A fantastic reference collection for anyone painting frenchmen, but also a great comfort. Most of the line uniforms – and a lot of the guard – are miscoloured, faded, badly stitched, irregular and tatty. Not just because of age, strange curatorial choices in the 20th century and being moved around to avoid the various wars, fires and other calamities that Paris has faced, but because they were made that way. There’s old buttons on new uniforms, there’s non-regulation plates and shakos, even within regulation issues there’s huge variation based on where things were made. Uniforms are made poorly, out of material that doesn’t hold dye well, and these were the best ones on display! My takeaway from a full day staring at just the Napoleon galleries is this:
It is historically accurate to mix uniform types, convert, bash about, wear, paint the facings wrong, use different colours, miss off buttons, add (or remove) epaulettes and generally do pretty much whatever you want.
After all, Napoleon and his men did, so why shouldn’t we?
The one, unfortunate, exception to this is the Hussars. There’s no way they shouldn’t get the full and undying respect of every modeller and painter, because holy shit their uniforms look even better in real life.
Reading, always Reading
The main reading this month has been Andrew Roberts’ Napoleon the Great, aptly named because it’s Bonapartist as all hell, but enjoyable and a good read so despite the fact it’s a monumental door-stopper of a book I’ve been hurtling through it at a rate of knots. Have to disagree with Roberts assessment of a couple of things, most of all that Napoleon was really quite an arsehole, Toussaint was awesome and Josephine not the frivolous idiot that he seems to think.

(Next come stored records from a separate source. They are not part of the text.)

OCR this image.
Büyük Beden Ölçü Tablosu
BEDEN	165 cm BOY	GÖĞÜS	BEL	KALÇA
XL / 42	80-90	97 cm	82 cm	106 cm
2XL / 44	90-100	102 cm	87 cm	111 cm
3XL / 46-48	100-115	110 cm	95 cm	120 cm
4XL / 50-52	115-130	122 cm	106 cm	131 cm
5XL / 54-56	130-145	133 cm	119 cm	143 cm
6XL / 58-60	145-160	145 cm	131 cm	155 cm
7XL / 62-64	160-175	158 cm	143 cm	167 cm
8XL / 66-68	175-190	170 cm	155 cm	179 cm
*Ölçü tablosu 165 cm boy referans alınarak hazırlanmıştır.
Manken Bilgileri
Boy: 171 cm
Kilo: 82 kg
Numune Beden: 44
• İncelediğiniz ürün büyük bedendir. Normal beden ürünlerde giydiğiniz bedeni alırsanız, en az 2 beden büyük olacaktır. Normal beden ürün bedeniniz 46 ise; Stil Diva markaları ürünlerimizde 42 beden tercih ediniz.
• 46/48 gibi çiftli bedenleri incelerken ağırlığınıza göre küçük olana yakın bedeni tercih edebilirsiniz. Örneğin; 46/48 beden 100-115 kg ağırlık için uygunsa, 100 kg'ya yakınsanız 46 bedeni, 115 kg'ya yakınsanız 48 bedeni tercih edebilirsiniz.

Onto Napoleonic Badass of the Week (or month?), and this one is close to home. In 1797, British sailors at the Nore and Spithead anchorages mutinied, downing tools and refusing to work (and fight) until their grievances were addressed. At Spithead they fought for better pay, food, shore leave and injury compensation, some of which they achieved. At Nore, they went more radical, demanding eventually the dissolution of parliament and immediate peace with France, or they’d up anchor and go join the French fleet. Over May and June 1797, sailors and whole ships slipped away from the mutiny, leaving its ringleaders metaphorically and literally high and dry. Several were hanged – and our badass of the issue goes to Richard Parker, elected “Presidents of the Delegates of the Fleet” for the sheer chutzpah to threaten senior figures of the Royal Navy that he’d lead ships to sail for French shores. Strung up on the yardarm to show the proles what wanting better treatment would get them, his death was a final act of reprisal for embarrassing the Admiralty. His wife managed to seize his body and smuggle it into the near-mutinous city of London, making his grave a minor pilgrimage point for rebels and radicals for decades afterwards. Good on him, I say.